Companies are increasingly competing on customer experience. Content discovery and search are important aspects of that experience. Discovery models (such as text search, voice search, visual search, chatbots, natural language search, and faceted search) may overlap in some areas of functionality, but also enhance different use cases and appeal to different types of users. In fact, the idea for this column was triggered by my frequent behavior of taking pictures with the phone camera and checking with in-store personnel about the availability of those products.


Think Outside the Text Box

In the digital world, text-based search has been the dominant model for content discovery since the early days of the internet. With the wide proliferation of smartphones and advances in AI, search that relies on voice and image inputs is gaining traction. Let’s take a look at visual search.

In visual search, you can provide an image as a query input, and images that are visually similar to the given image are returned as results. You can, of course, search the web for “images like this” using Google or Bing, but there are also several interesting visual search use cases in omnichannel commerce and content management.


Visual Search Use Cases

In certain categories of commerce (such as fashion and home decor), it’s often very difficult to describe what you have in mind using a text-search box. But it’s much simpler to take a picture of a dress and look for the same or similar dresses. This is the snap-to-shop use case. In many cases, a picture encapsulates rich metadata, such as product category and product attributes. A picture of a shirt contains search filters such as color, but also collar type, sleeve length, pockets, any labels/logos, style of cut, and more.

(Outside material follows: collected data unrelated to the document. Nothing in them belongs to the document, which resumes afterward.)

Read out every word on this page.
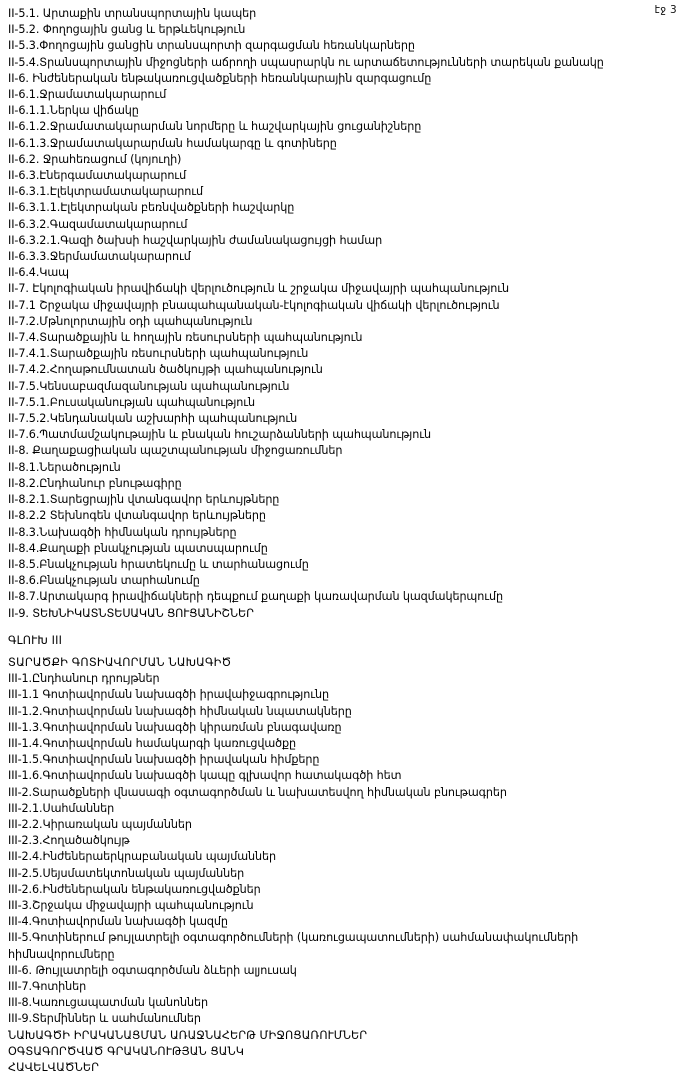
էջ 3
II-5.1. Արտաքին տրանսպորտային կապեր
II-5.2. Փողոցային ցանց և երթևեկություն
II-5.3.Փողոցային ցանցին տրանսպորտի զարգացման հեռանկարները
II-5.4.Տրանսպորտային միջոցների աճրողի սպասրարկն ու արտաճետությունների տարեկան քանակը
II-6. Ինժեներական ենթակառուցվածքների հեռանկարային զարգացումը
II-6.1.Ջրամատակարարում
II-6.1.1.Ներկա վիճակը
II-6.1.2.Ջրամատակարարման նորմերը և հաշվարկային ցուցանիշները
II-6.1.3.Ջրամատակարարման համակարգը և գոտիները
II-6.2. Ջրահեռացում (կոյուղի)
II-6.3.Էներգամատակարարում
II-6.3.1.Էլեկտրամատակարարում
II-6.3.1.1.Էլեկտրական բեռնվածքների հաշվարկը
II-6.3.2.Գազամատակարարում
II-6.3.2.1.Գազի ծախսի հաշվարկային ժամանակացույցի համար
II-6.3.3.Ջերմամատակարարում
II-6.4.Կապ
II-7. Էկոլոգիական իրավիճակի վերլուծություն և շրջակա միջավայրի պահպանություն
II-7.1 Շրջակա միջավայրի բնապահպանական-էկոլոգիական վիճակի վերլուծություն
II-7.2.Մթնոլորտային օդի պահպանություն
II-7.4.Տարածքային և հողային ռեսուրսների պահպանություն
II-7.4.1.Տարածքային ռեսուրսների պահպանություն
II-7.4.2.Հողաթումնատան ծածկույթի պահպանություն
II-7.5.Կենսաբազմազանության պահպանություն
II-7.5.1.Բուսականության պահպանություն
II-7.5.2.Կենդանական աշխարհի պահպանություն
II-7.6.Պատմամշակութային և բնական հուշարձանների պահպանություն
II-8. Քաղաքացիական պաշտպանության միջոցառումներ
II-8.1.Ներածություն
II-8.2.Ընդհանուր բնութագիրը
II-8.2.1.Տարեցրային վտանգավոր երևույթները
II-8.2.2 Տեխնոգեն վտանգավոր երևույթները
II-8.3.Նախագծի հիմնական դրույթները
II-8.4.Քաղաքի բնակչության պատսպարումը
II-8.5.Բնակչության հրատեկումը և տարհանացումը
II-8.6.Բնակչության տարհանումը
II-8.7.Արտակարգ իրավիճակների դեպքում քաղաքի կառավարման կազմակերպումը
II-9. ՏԵԽՆԻԿԱՏՆՏԵՍԱԿԱՆ ՑՈՒՑԱՆԻՇՆԵՐ
ԳԼՈՒԽ III
ՏԱՐԱԾՔԻ ԳՈՏԻԱՎՈՐՄԱՆ ՆԱԽԱԳԻԾ
III-1.Ընդհանուր դրույթներ
III-1.1 Գոտիավորման նախագծի իրավաիջագրությունը
III-1.2.Գոտիավորման նախագծի հիմնական նպատակները
III-1.3.Գոտիավորման նախագծի կիրառման բնագավառը
III-1.4.Գոտիավորման համակարգի կառուցվածքը
III-1.5.Գոտիավորման նախագծի իրավական հիմքերը
III-1.6.Գոտիավորման նախագծի կապը գլխավոր հատակագծի հետ
III-2.Տարածքների վնասագի օգտագործման և նախատեսվող հիմնական բնութագրեր
III-2.1.Սահմաններ
III-2.2.Կիրառական պայմաններ
III-2.3.Հողածածկույթ
III-2.4.Ինժեներաերկրաբանական պայմաններ
III-2.5.Սեյսմատեկտոնական պայմաններ
III-2.6.Ինժեներական ենթակառուցվածքներ
III-3.Շրջակա միջավայրի պահպանություն
III-4.Գոտիավորման նախագծի կազմը
III-5.Գոտիներում թույլատրելի օգտագործումների (կառուցապատումների) սահմանափակումների հիմնավորումները
III-6. Թույլատրելի օգտագործման ձևերի ալյուսակ
III-7.Գոտիներ
III-8.Կառուցապատման կանոններ
III-9.Տերմիններ և սահմանումներ
ՆԱԽԱԳԾԻ ԻՐԱԿԱՆԱՑՄԱՆ ԱՌԱՋՆԱՀԵՐԹ ՄԻՋՈՑԱՌՈՒՄՆԵՐ
ՕԳՏԱԳՈՐԾՎԱԾ ԳՐԱԿԱՆՈՒԹՅԱՆ ՑԱՆԿ
ՀԱՎԵԼՎԱԾՆԵՐ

Users can directly reach an item they are interested in instead of having to potentially go through multiple pages of search results. You see QR codes on some products to enable this, and you can see how visual search supplements or is even a notch above QR code functionality, because you can snap a picture of the product itself, not only the packaging on which a QR code is printed.

Machine learning techniques are now sophisticated enough to also recognize separate objects within a picture. This enables additional shop-the-look use cases that create cross-sell opportunities. For content publishers such as media companies, visual search represents an opportunity to transform fashion sites into easily shoppable experiences.


How Is Visual Search Implemented?

Visual search functionality has been around for more than a decade, but the capabilities have significantly improved in the last 3 years or so. Behind modern visual search engines are artificial neural network models that are pre-trained on large product catalogs with hundreds of product categories and thousands of stock keeping units (SKUs).

When a user performs an image search, the algorithms determine the product category and then look for matches within that category to improve search accuracy and performance. In a refinement of this approach, both text and image inputs are provided by the user for even better accuracy. Similar to all machine learning models, image search works best when there is a large amount of data in the catalog. Visual search makes sense when there are more than a thousand SKUs. Data, engineering, and scalability considerations are similar to other machine learning projects for image recognition.

Visual search is a fast-growing field. Amazon, eBay, and Pinterest offer visual search functionality on their sites. Beyond the discovery of visually similar items and inspire-me types of product recommendation use cases themselves, the visual search approach also creates an elegant pathway between the offline and online worlds. The entire world is potentially one big shopping mall. Visual search is where the physical and the digital world come together.